The Lookback Window: Why 16–26 Weeks?

Momentum research consistently shows that returns from the very recent past (1–4 weeks) predict reversal — mean reversion over short horizons is a separate, competing effect. Returns from 3–12 months out (the "formation period") are the strongest predictor of near-term continuation.

Our Balanced mode uses a 16-week lookback — right in the sweet spot for capturing medium-term momentum while avoiding the very short-term reversal zone. Growth mode extends to 26 weeks to focus on slower, more established trends.

The Risk: Momentum Crashes

Momentum strategies have a known vulnerability: sharp, sudden reversals after periods of extreme outperformance. When the market snaps back violently — as it did in 2009 after the GFC, and briefly in early 2020 — momentum portfolios can take outsized hits.

This is why the EMA trend filter is non-negotiable in our system. By requiring that any sector be in a confirmed uptrend before we enter, we avoid chasing sectors that are already decelerating into a potential crash.

The filter doesn't prevent all drawdowns — nothing does. Our max drawdown over 19 years is −47.3%. But it prevented the worst of the 2018–19 and 2022–23 crypto crashes from hitting the portfolio, and softened the 2008 drawdown to −4.6% vs SPY's −40.4%.

Momentum in Practice: What It Feels Like

Following a momentum strategy requires resisting every instinct. You'll be told you're chasing. You'll hold sectors that already look expensive.

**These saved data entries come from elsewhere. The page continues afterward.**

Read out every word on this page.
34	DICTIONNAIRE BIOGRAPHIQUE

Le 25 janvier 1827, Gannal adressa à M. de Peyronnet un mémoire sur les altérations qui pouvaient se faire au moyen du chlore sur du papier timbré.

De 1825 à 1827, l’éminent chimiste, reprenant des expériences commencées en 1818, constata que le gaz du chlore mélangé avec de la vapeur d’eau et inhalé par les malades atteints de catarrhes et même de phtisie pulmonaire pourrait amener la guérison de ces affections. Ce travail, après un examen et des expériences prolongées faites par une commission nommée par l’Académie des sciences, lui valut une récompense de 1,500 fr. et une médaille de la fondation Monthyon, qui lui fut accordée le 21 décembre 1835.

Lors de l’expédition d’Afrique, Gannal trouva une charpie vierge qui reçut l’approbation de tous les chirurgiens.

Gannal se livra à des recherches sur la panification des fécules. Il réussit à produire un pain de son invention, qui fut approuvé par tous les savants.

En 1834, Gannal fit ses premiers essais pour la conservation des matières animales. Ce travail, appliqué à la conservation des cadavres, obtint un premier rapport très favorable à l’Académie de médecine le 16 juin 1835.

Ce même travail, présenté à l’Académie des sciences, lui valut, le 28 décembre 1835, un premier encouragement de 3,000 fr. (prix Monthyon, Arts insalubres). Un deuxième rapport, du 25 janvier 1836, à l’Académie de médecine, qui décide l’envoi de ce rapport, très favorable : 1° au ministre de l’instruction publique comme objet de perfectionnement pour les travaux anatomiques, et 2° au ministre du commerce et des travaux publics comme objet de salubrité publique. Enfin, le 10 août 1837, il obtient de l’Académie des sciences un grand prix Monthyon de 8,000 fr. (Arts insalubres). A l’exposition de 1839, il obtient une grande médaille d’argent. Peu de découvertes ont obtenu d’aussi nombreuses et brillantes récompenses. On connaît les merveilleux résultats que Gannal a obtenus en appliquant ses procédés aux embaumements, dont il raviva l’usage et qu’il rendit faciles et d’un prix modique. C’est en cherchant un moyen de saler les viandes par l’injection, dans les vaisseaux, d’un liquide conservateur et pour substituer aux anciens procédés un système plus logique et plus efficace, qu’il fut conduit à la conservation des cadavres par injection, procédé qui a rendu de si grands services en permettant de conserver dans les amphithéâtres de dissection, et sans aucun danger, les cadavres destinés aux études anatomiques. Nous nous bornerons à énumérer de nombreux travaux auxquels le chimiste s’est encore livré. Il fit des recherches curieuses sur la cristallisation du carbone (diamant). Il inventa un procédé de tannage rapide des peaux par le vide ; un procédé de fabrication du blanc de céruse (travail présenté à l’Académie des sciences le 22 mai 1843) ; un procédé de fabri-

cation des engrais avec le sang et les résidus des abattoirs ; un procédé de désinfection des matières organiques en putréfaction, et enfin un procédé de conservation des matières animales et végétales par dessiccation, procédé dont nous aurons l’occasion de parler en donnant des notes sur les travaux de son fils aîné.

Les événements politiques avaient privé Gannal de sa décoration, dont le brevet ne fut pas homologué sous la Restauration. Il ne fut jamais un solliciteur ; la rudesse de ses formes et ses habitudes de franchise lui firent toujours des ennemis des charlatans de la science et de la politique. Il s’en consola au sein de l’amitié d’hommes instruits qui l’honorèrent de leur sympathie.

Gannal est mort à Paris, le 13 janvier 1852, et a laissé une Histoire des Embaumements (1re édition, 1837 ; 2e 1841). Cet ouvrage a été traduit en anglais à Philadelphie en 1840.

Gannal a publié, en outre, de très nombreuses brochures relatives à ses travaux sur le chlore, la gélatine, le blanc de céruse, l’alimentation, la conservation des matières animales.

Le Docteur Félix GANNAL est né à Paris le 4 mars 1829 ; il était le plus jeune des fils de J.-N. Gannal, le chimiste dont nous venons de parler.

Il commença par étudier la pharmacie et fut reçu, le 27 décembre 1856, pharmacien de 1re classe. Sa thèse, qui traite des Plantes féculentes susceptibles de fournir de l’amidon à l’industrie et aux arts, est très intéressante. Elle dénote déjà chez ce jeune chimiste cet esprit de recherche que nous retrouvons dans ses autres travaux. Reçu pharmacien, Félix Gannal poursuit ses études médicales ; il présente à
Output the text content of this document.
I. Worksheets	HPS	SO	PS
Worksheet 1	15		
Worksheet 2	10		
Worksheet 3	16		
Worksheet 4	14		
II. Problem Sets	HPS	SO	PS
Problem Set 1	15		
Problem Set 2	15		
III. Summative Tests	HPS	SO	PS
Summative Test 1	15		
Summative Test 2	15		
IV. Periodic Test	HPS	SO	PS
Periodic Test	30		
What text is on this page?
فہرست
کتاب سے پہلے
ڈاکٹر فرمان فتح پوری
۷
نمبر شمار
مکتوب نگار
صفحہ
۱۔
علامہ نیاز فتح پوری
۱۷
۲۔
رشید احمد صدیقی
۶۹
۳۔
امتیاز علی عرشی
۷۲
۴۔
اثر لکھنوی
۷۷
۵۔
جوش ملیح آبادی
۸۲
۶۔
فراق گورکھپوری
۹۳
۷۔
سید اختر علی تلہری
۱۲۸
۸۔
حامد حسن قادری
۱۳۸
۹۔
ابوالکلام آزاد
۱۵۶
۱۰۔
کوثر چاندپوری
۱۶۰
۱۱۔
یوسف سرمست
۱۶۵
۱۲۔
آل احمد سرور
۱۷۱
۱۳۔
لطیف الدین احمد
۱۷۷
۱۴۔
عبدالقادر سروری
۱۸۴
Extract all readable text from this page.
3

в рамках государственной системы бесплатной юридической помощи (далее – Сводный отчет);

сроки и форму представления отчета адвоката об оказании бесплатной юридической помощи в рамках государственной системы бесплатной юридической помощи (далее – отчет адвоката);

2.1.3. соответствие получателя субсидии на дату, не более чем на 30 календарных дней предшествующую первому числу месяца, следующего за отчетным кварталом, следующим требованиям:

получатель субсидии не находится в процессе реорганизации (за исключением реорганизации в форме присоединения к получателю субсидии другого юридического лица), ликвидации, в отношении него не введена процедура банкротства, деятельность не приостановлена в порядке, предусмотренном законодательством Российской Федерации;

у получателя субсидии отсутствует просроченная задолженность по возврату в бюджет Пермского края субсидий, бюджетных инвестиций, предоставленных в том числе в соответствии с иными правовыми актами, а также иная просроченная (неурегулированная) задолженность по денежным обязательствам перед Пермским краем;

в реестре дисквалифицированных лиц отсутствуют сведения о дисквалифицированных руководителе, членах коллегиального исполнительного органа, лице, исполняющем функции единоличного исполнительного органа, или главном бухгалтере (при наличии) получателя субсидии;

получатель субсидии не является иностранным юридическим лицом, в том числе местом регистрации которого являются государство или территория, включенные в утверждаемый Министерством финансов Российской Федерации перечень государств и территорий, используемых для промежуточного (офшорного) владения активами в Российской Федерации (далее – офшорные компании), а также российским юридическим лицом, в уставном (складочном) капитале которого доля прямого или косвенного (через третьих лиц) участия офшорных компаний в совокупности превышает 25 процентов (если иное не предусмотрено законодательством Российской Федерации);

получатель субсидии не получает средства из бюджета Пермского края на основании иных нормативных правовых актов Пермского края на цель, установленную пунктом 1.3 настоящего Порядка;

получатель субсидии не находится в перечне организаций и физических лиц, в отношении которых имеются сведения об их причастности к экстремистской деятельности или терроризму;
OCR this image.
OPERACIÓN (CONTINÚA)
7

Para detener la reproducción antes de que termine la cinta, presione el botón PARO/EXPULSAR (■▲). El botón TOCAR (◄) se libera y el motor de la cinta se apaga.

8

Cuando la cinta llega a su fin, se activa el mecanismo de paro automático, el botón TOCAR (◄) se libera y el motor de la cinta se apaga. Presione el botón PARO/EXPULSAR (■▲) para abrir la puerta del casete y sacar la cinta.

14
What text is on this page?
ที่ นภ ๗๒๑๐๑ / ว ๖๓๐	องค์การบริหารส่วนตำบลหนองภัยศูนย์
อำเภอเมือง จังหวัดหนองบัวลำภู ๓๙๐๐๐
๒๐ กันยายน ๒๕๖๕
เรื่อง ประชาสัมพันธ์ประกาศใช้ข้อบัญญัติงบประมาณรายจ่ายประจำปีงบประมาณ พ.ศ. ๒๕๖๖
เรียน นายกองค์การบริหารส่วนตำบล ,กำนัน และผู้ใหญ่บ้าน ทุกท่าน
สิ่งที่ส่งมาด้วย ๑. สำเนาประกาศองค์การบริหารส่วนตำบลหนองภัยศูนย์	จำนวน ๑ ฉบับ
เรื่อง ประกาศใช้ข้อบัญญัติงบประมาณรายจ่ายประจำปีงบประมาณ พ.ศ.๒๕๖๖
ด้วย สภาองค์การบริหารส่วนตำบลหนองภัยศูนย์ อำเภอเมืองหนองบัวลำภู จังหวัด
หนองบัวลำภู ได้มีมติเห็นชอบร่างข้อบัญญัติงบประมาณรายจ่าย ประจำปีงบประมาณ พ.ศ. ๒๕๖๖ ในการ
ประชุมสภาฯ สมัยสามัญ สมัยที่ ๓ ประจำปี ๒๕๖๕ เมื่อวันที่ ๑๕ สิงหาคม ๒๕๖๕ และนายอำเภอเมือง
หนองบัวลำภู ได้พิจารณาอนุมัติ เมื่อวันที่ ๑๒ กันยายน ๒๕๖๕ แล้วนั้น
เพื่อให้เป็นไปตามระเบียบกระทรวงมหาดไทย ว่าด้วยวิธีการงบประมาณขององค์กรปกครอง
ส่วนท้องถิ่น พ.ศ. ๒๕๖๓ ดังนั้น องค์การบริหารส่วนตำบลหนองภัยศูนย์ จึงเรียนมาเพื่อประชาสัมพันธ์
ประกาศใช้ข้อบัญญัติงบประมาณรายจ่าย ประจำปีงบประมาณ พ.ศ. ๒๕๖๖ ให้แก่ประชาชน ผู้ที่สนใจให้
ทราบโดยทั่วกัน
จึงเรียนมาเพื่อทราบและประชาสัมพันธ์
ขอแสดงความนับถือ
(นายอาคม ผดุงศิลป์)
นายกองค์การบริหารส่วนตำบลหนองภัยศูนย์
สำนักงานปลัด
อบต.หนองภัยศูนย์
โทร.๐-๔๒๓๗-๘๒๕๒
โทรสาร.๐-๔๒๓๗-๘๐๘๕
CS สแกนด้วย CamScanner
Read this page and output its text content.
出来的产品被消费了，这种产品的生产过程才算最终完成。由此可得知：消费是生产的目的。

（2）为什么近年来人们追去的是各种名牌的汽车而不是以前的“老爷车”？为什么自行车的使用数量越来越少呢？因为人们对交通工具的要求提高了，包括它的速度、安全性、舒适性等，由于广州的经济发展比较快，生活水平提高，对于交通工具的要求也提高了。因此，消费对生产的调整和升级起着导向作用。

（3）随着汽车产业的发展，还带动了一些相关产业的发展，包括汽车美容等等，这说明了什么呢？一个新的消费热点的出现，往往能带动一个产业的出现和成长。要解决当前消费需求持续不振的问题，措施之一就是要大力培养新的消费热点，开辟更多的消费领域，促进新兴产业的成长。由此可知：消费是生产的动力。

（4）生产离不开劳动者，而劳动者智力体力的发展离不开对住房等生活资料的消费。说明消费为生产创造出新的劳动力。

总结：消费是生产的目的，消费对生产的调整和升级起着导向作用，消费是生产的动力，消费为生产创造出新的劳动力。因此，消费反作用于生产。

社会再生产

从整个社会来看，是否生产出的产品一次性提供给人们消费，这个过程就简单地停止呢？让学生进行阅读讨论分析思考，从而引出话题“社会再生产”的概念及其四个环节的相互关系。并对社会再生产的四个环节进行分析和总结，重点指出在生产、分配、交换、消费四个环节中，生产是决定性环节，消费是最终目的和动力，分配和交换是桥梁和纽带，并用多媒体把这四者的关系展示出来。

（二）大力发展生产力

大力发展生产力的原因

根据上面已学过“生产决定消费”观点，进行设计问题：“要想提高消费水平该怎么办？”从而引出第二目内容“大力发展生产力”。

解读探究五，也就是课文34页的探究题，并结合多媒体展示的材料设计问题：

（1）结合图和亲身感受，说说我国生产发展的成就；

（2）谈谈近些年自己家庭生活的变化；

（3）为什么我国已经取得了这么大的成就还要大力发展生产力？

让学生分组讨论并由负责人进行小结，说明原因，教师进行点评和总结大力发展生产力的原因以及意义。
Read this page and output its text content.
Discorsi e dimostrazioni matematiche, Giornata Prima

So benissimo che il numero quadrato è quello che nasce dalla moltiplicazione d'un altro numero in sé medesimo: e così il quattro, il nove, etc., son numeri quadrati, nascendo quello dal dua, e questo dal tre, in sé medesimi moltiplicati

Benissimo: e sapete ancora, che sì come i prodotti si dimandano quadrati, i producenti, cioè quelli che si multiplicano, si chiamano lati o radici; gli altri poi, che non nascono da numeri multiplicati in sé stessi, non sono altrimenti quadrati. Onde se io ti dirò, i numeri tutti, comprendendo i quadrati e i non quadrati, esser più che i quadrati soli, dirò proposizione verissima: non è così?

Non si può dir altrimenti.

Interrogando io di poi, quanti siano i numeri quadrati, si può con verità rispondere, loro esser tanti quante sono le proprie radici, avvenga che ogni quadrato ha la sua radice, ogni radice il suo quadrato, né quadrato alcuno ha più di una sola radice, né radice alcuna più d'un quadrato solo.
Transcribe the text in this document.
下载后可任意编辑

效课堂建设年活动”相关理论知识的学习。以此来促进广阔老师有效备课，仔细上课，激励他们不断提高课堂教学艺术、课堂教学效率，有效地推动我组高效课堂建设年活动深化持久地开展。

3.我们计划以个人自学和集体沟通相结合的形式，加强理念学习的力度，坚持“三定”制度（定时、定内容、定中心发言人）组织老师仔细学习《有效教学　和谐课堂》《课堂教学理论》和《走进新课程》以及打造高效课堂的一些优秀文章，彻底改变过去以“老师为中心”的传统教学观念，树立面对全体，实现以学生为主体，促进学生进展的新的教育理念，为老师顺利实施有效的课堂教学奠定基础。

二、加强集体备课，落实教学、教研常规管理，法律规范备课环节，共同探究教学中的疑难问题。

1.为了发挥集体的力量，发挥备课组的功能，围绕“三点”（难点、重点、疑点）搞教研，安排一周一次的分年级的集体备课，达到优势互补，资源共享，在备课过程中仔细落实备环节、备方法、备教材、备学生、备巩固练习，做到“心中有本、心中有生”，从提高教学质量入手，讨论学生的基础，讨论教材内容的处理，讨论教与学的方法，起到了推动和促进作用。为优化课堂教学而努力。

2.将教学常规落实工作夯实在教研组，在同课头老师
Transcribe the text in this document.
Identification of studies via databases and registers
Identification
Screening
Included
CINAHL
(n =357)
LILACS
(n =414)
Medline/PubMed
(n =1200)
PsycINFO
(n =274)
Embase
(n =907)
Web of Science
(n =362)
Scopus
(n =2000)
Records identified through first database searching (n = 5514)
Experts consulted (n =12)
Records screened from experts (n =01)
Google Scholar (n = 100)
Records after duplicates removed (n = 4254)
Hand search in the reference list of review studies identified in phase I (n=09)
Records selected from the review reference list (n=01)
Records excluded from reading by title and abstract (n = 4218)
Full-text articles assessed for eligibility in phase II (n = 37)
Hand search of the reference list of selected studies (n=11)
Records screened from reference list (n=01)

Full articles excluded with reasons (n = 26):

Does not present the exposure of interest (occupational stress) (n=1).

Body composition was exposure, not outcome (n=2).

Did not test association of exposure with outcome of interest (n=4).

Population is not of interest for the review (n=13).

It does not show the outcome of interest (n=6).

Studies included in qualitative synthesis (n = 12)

You'll sit in cash or gold when everyone else is buying the dip on tech.

The discipline pays off not because momentum is always right, but because it's systematically right more often than it's wrong — and it exits before the worst damage when trends reverse.

The live dashboard does all the ranking for you. Every week, it shows which sectors currently lead on momentum and which pass the trend filter. You don't need to understand every data point — the system surfaces the signal.